Throughout the ages it has come about that the principal source of sugar for humanity is the sugar cane. Recent research shows that it originated in New Guinea and only later was it to be found further west in India and China.It was introduced to the West  in 325 BC when the troops of Alexander the Great returned to Europe. From the Middle Ages till the Renaissance it was known in Europe due to the powerful influence of Venice. Only later, after the discovery of America, were whole colonies devoted to its production. By the beginning of the 19th century sugar cane had at last completed a round-the-world trip which had taken 2000 years.

From India sugar cane reached Persia, and then spread throughout the Middle East till it reached the shores of the Mediterranean Sea. We find it in the mid 8th century near the Nile delta.
The racial mixing brought about by war and trade also led to the spread of sugar cane. The crusaders returning from the Holy Land brought sugar to France. We find it growing in Sicily in the  12th century, where it had been introduced by the Arabs. The formal cultivation of sugar cane is thought to have first started in Cyprus in about 1550 – in ancient times the island had been covered with cane planted by the Egyptians. But Sicily jealously guarded its right to sugar production.
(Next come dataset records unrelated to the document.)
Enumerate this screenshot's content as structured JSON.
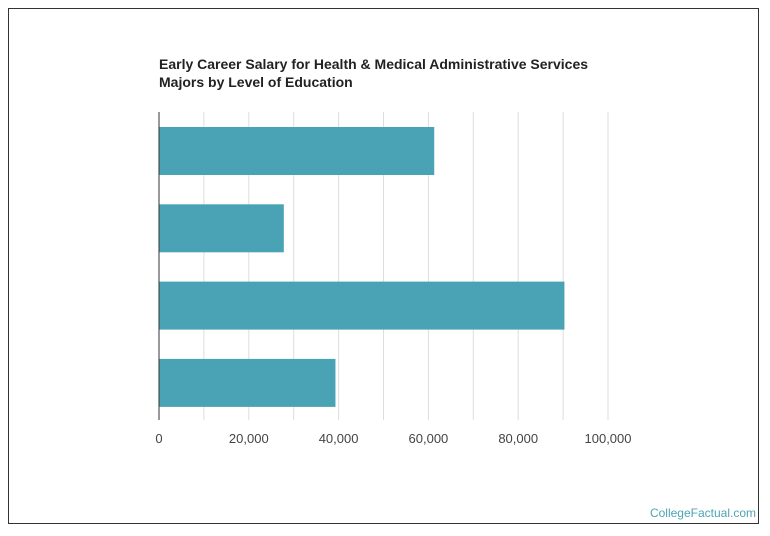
{
  "title_lines": [
    "Early Career Salary for Health & Medical Administrative Services",
    "Majors by Level of Education"
  ],
  "watermark": "CollegeFactual.com",
  "colors": {
    "bar": "#4aa3b5",
    "grid": "#dddddd",
    "axis": "#333333"
  },
  "chart_data": {
    "type": "bar",
    "orientation": "horizontal",
    "title": "Early Career Salary for Health & Medical Administrative Services Majors by Level of Education",
    "categories": [
      "",
      "",
      "",
      ""
    ],
    "values": [
      61300,
      27800,
      90300,
      39300
    ],
    "xlim": [
      0,
      100000
    ],
    "xticks": [
      0,
      20000,
      40000,
      60000,
      80000,
      100000
    ],
    "xtick_labels": [
      "0",
      "20,000",
      "40,000",
      "60,000",
      "80,000",
      "100,000"
    ],
    "grid": true,
    "legend": "none"
  }
}
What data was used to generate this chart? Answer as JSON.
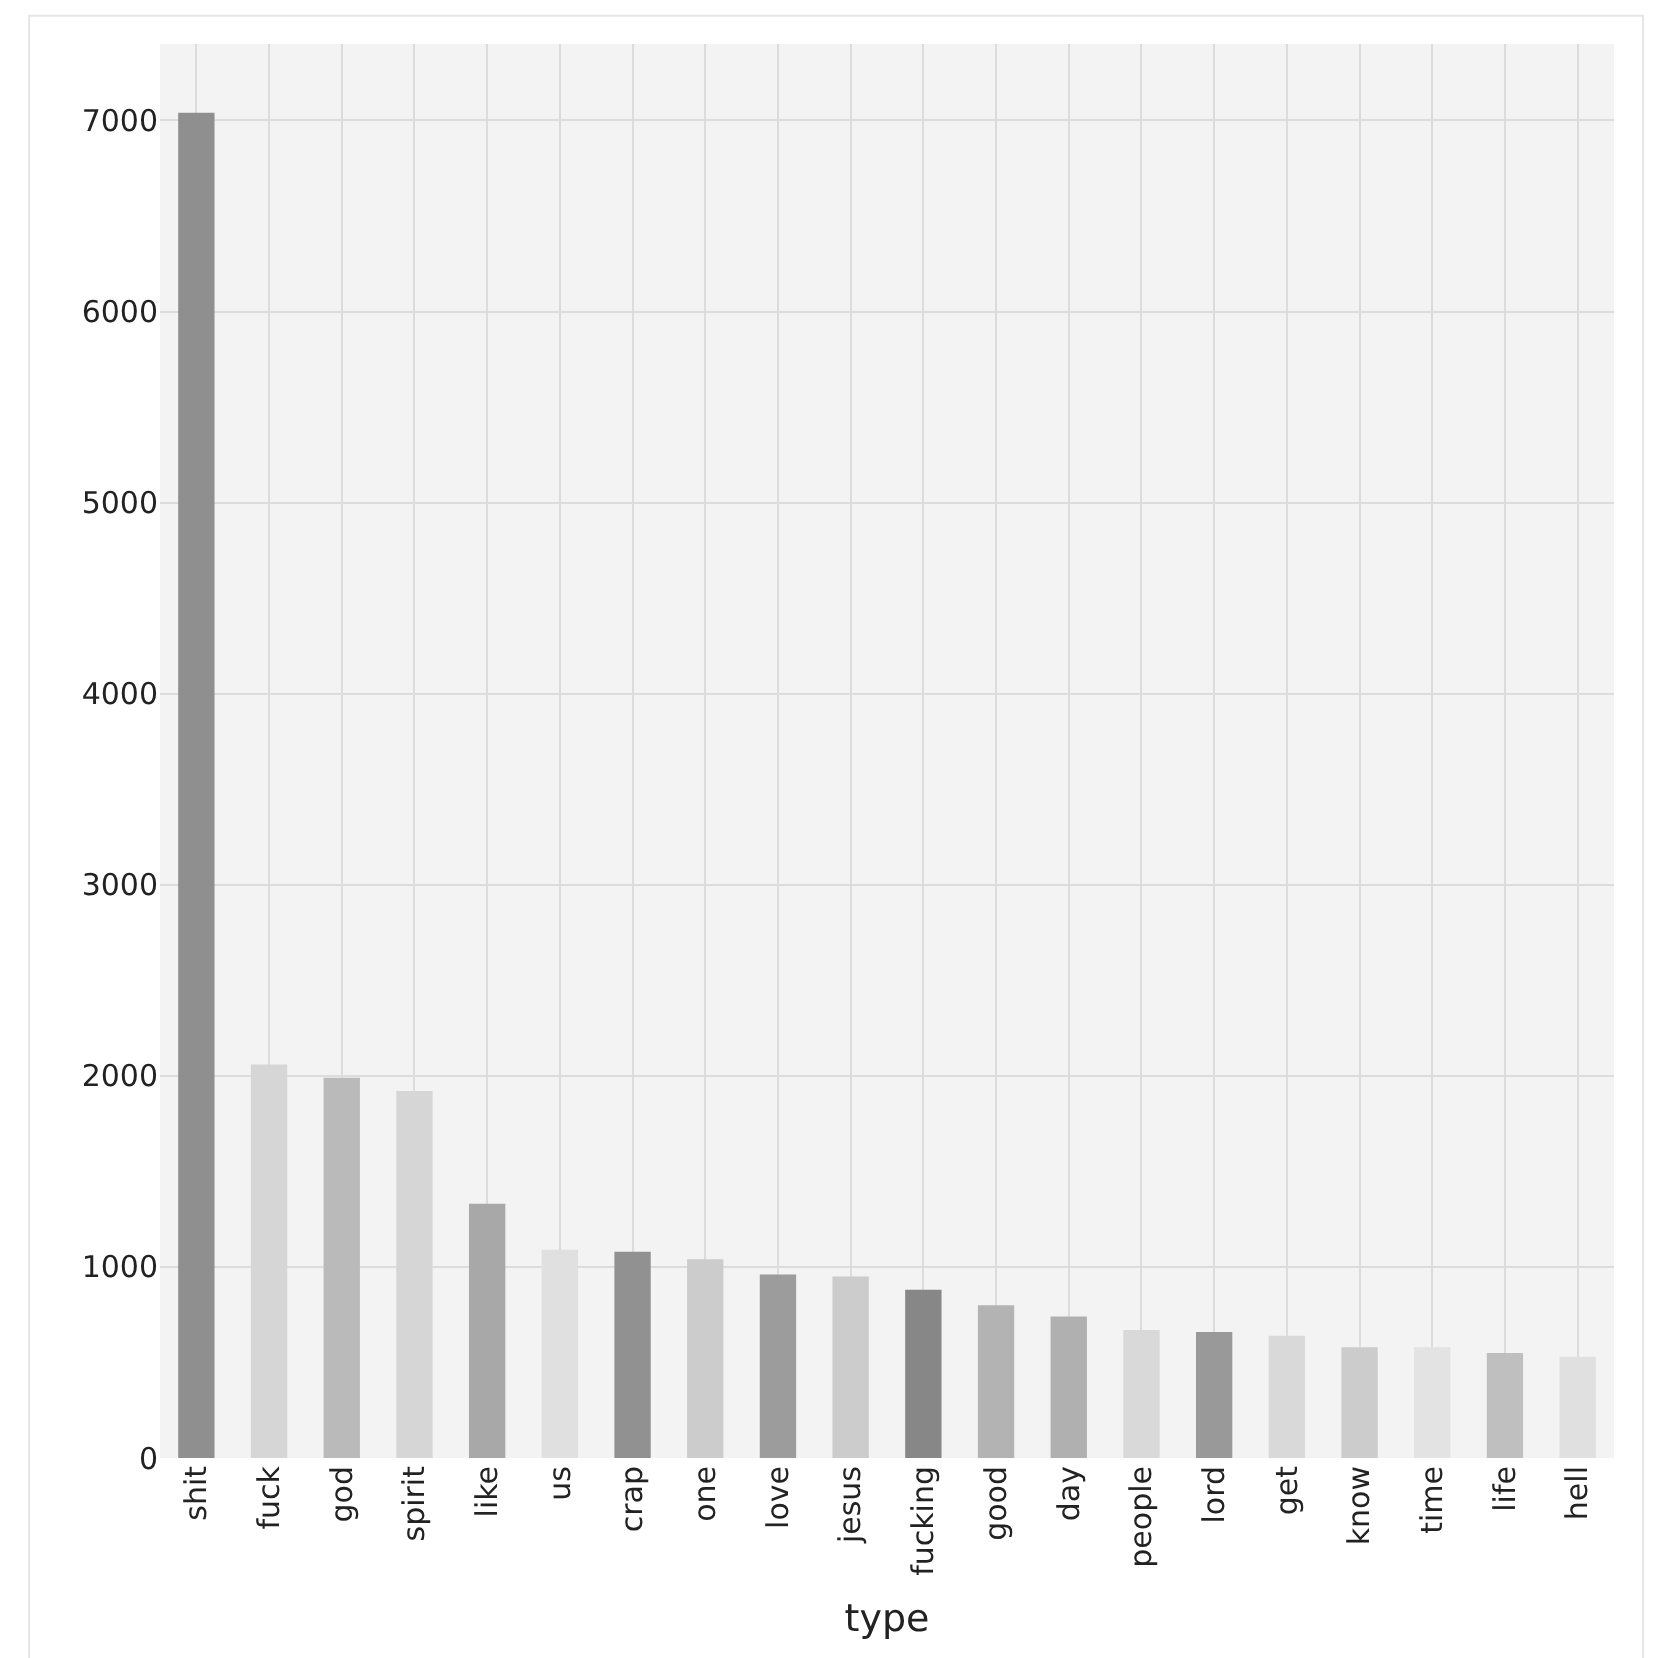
{
  "chart_data": {
    "type": "bar",
    "xlabel": "type",
    "categories": [
      "shit",
      "fuck",
      "god",
      "spirit",
      "like",
      "us",
      "crap",
      "one",
      "love",
      "jesus",
      "fucking",
      "good",
      "day",
      "people",
      "lord",
      "get",
      "know",
      "time",
      "life",
      "hell"
    ],
    "values": [
      7040,
      2060,
      1990,
      1920,
      1330,
      1090,
      1080,
      1040,
      960,
      950,
      880,
      800,
      740,
      670,
      660,
      640,
      580,
      580,
      550,
      530
    ],
    "colors": [
      "#8f8f8f",
      "#d6d6d6",
      "#bababa",
      "#d6d6d6",
      "#a8a8a8",
      "#e0e0e0",
      "#919191",
      "#cccccc",
      "#9c9c9c",
      "#cccccc",
      "#878787",
      "#b3b3b3",
      "#b0b0b0",
      "#d9d9d9",
      "#999999",
      "#d9d9d9",
      "#cccccc",
      "#e3e3e3",
      "#bfbfbf",
      "#e0e0e0"
    ],
    "ylim": [
      0,
      7400
    ],
    "yticks": [
      0,
      1000,
      2000,
      3000,
      4000,
      5000,
      6000,
      7000
    ],
    "grid": true
  }
}
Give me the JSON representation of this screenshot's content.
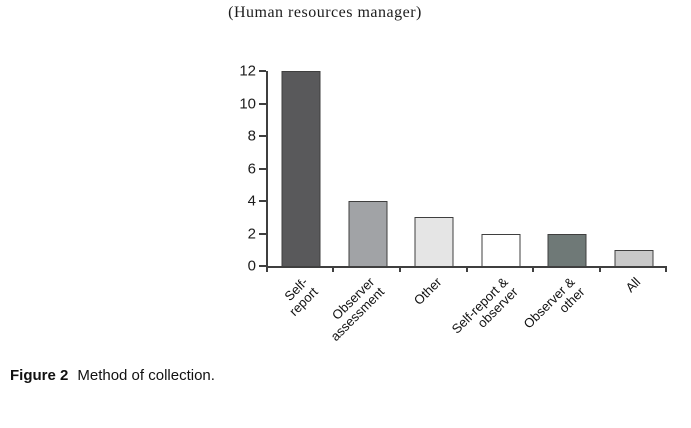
{
  "page": {
    "background": "#ffffff"
  },
  "chart_data": {
    "type": "bar",
    "title": "(Human resources manager)",
    "categories": [
      "Self-report",
      "Observer\nassessment",
      "Other",
      "Self-report &\nobserver",
      "Observer &\nother",
      "All"
    ],
    "values": [
      12,
      4,
      3,
      2,
      2,
      1
    ],
    "xlabel": "",
    "ylabel": "",
    "ylim": [
      0,
      12
    ],
    "ytick_step": 2,
    "grid": false,
    "legend": false,
    "bar_colors": [
      "#59595b",
      "#a1a3a6",
      "#e5e5e5",
      "#ffffff",
      "#6f7977",
      "#c9c9c9"
    ],
    "bar_border_color": "#3f3f3f",
    "axis_color": "#3f3f3f"
  },
  "caption": {
    "label": "Figure 2",
    "text": "Method of collection."
  }
}
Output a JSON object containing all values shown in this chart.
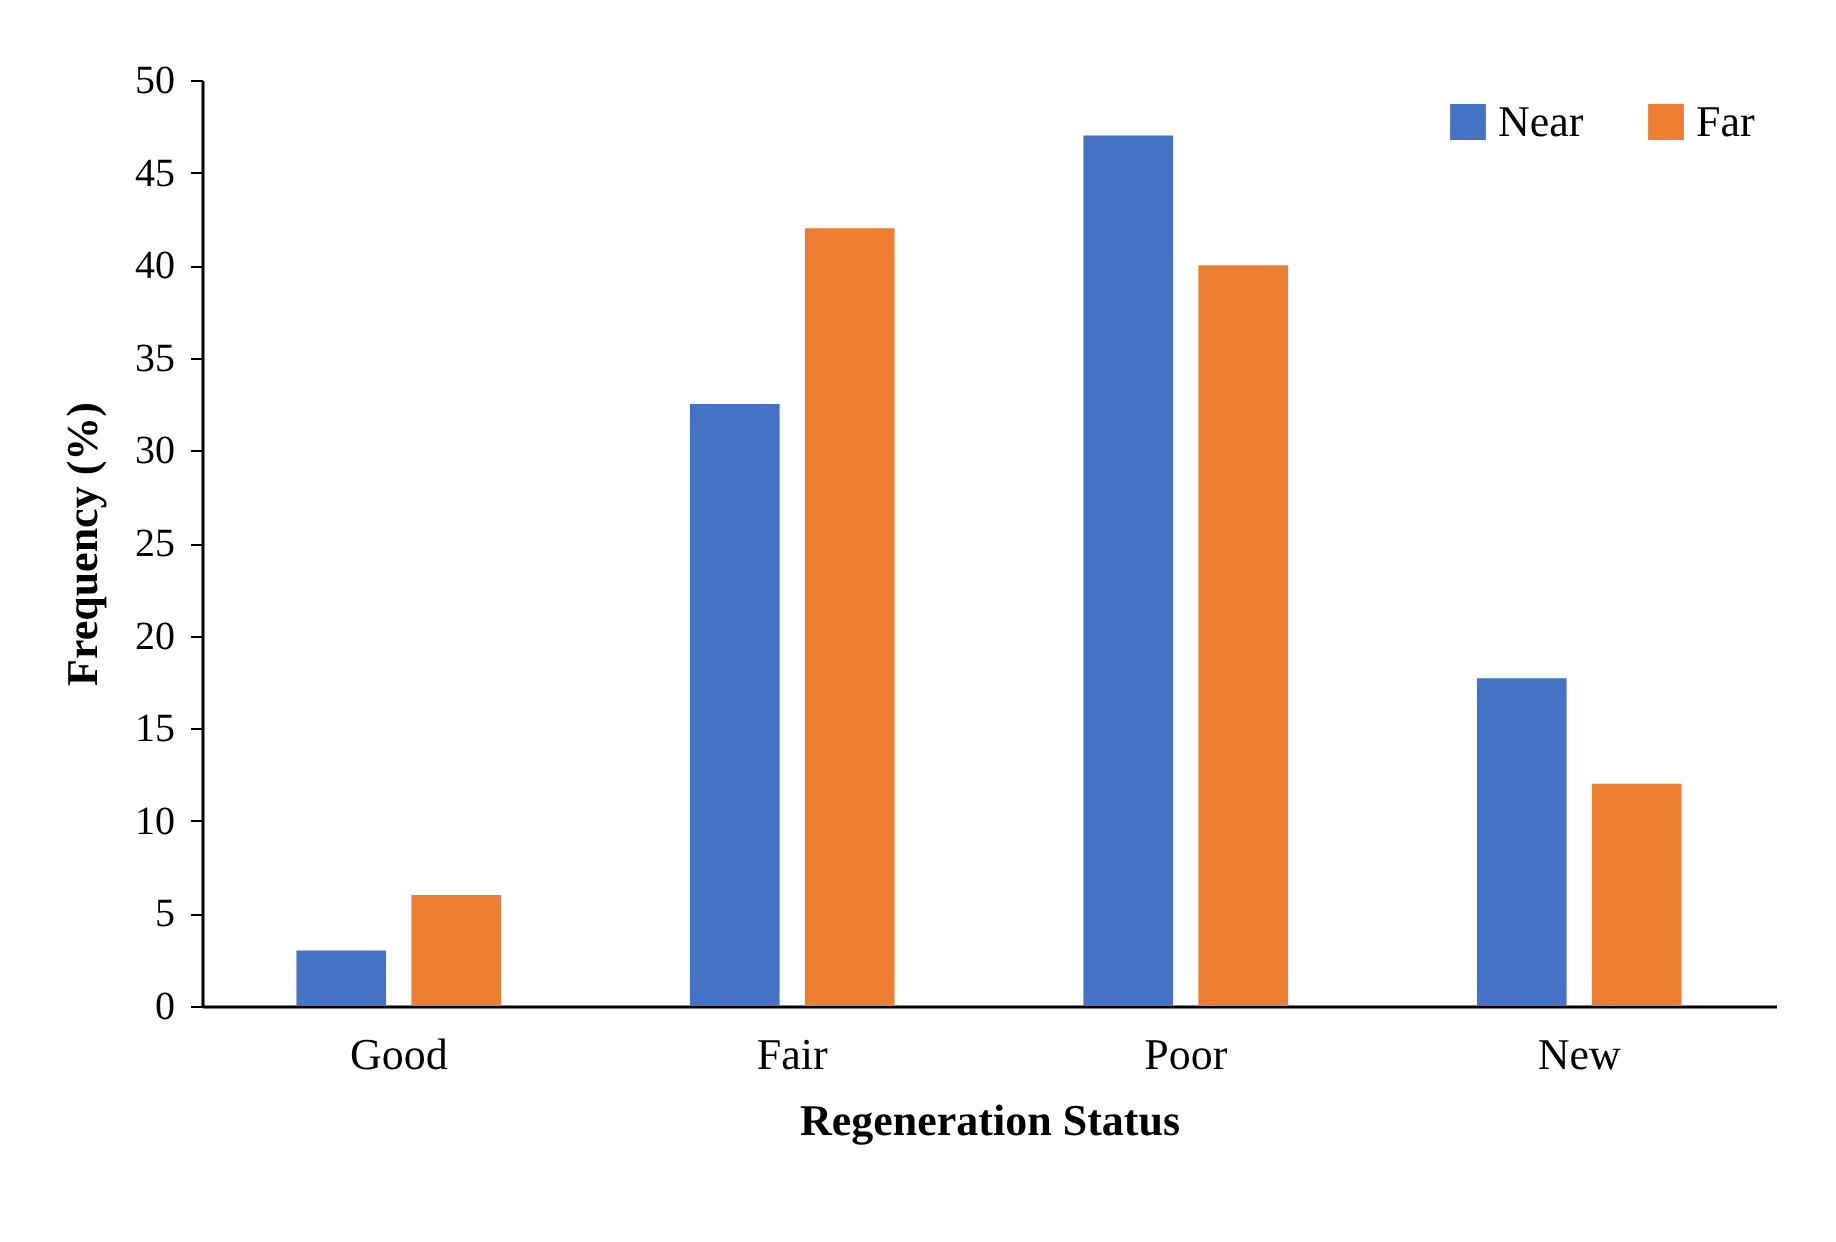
{
  "chart_data": {
    "type": "bar",
    "xlabel": "Regeneration Status",
    "ylabel": "Frequency (%)",
    "categories": [
      "Good",
      "Fair",
      "Poor",
      "New"
    ],
    "series": [
      {
        "name": "Near",
        "color": "#4472c4",
        "values": [
          3,
          32.5,
          47,
          17.7
        ]
      },
      {
        "name": "Far",
        "color": "#ed7d31",
        "values": [
          6,
          42,
          40,
          12
        ]
      }
    ],
    "ylim": [
      0,
      50
    ],
    "yticks": [
      0,
      5,
      10,
      15,
      20,
      25,
      30,
      35,
      40,
      45,
      50
    ],
    "grid": false,
    "legend": "top right"
  }
}
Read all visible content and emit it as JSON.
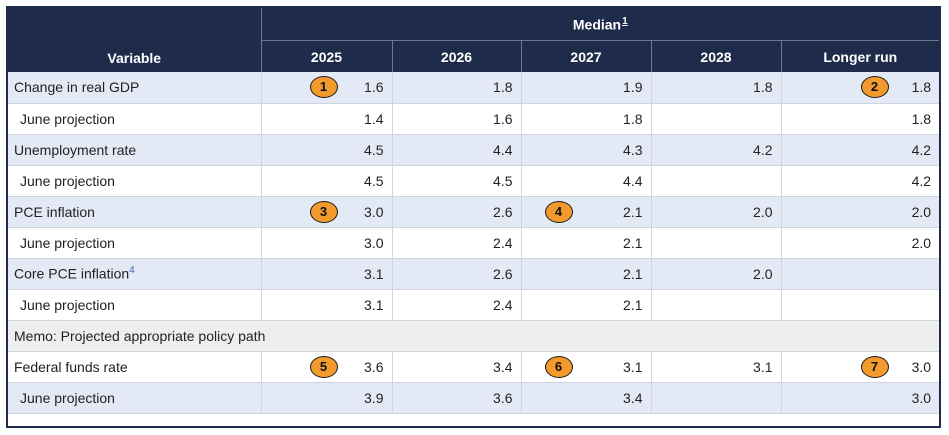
{
  "header": {
    "variable_label": "Variable",
    "median_label": "Median",
    "median_note": "1",
    "columns": [
      "2025",
      "2026",
      "2027",
      "2028",
      "Longer run"
    ]
  },
  "rows": [
    {
      "label": "Change in real GDP",
      "note": "",
      "values": [
        "1.6",
        "1.8",
        "1.9",
        "1.8",
        "1.8"
      ]
    },
    {
      "label": "June projection",
      "values": [
        "1.4",
        "1.6",
        "1.8",
        "",
        "1.8"
      ]
    },
    {
      "label": "Unemployment rate",
      "values": [
        "4.5",
        "4.4",
        "4.3",
        "4.2",
        "4.2"
      ]
    },
    {
      "label": "June projection",
      "values": [
        "4.5",
        "4.5",
        "4.4",
        "",
        "4.2"
      ]
    },
    {
      "label": "PCE inflation",
      "values": [
        "3.0",
        "2.6",
        "2.1",
        "2.0",
        "2.0"
      ]
    },
    {
      "label": "June projection",
      "values": [
        "3.0",
        "2.4",
        "2.1",
        "",
        "2.0"
      ]
    },
    {
      "label": "Core PCE inflation",
      "note": "4",
      "values": [
        "3.1",
        "2.6",
        "2.1",
        "2.0",
        ""
      ]
    },
    {
      "label": "June projection",
      "values": [
        "3.1",
        "2.4",
        "2.1",
        "",
        ""
      ]
    },
    {
      "label": "Memo: Projected appropriate policy path"
    },
    {
      "label": "Federal funds rate",
      "values": [
        "3.6",
        "3.4",
        "3.1",
        "3.1",
        "3.0"
      ]
    },
    {
      "label": "June projection",
      "values": [
        "3.9",
        "3.6",
        "3.4",
        "",
        "3.0"
      ]
    }
  ],
  "badges": [
    "1",
    "2",
    "3",
    "4",
    "5",
    "6",
    "7"
  ],
  "colors": {
    "header_bg": "#1f2b4b",
    "row_shade": "#e4eaf5",
    "memo_bg": "#eeeeee",
    "badge": "#f29a2e"
  }
}
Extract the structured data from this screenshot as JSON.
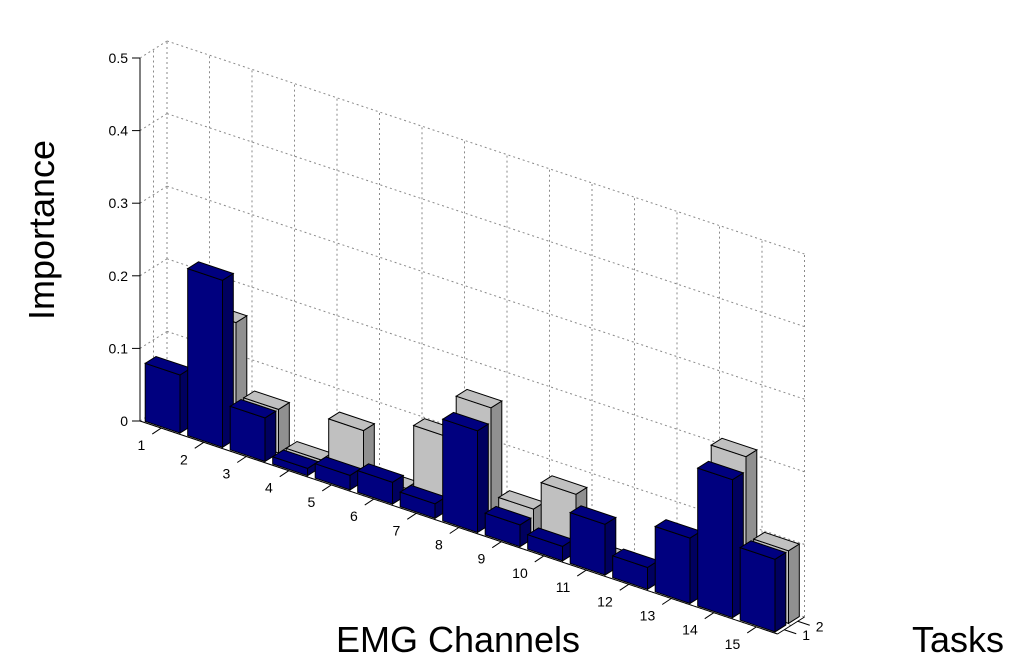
{
  "chart_data": {
    "type": "bar3d",
    "xlabel": "EMG Channels",
    "ylabel": "Importance",
    "zlabel": "Tasks",
    "categories": [
      "1",
      "2",
      "3",
      "4",
      "5",
      "6",
      "7",
      "8",
      "9",
      "10",
      "11",
      "12",
      "13",
      "14",
      "15"
    ],
    "tasks": [
      "1",
      "2"
    ],
    "yticks": [
      "0",
      "0.1",
      "0.2",
      "0.3",
      "0.4",
      "0.5"
    ],
    "ylim": [
      0,
      0.5
    ],
    "grid": true,
    "series": [
      {
        "task": "1",
        "color": "#00007f",
        "values": [
          0.08,
          0.23,
          0.06,
          0.01,
          0.02,
          0.03,
          0.02,
          0.14,
          0.03,
          0.02,
          0.07,
          0.03,
          0.09,
          0.19,
          0.1
        ]
      },
      {
        "task": "2",
        "color": "#c0c0c0",
        "values": [
          0.04,
          0.16,
          0.06,
          0.01,
          0.07,
          0.01,
          0.1,
          0.16,
          0.04,
          0.08,
          0.01,
          0.01,
          0.01,
          0.21,
          0.1
        ]
      }
    ]
  }
}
Sugar at the heart of the Mauritian economy

By the mid-19th century, times had greatly changed since those heroic days when the boats of the Compagnie des Indes were supplied with barrels of rough alcohol by the inhabitants of the island. Now was the time for expansion of exports to new continents. Foreign investment, mainly from England, led to technological improvements in production such as the steam engine, vacuum “cooking” and centrifugation. The proliferation of sugar mills reached its peak in about 1853 when sugar was being exported by sea to Europe, India and Australia. Gradually it became clear that it would be much more economical to centralize sugar estates. The industry was consolidated in the early years of the 20th century and saw its most glorious moment at the time of the sugar boom in the twenties.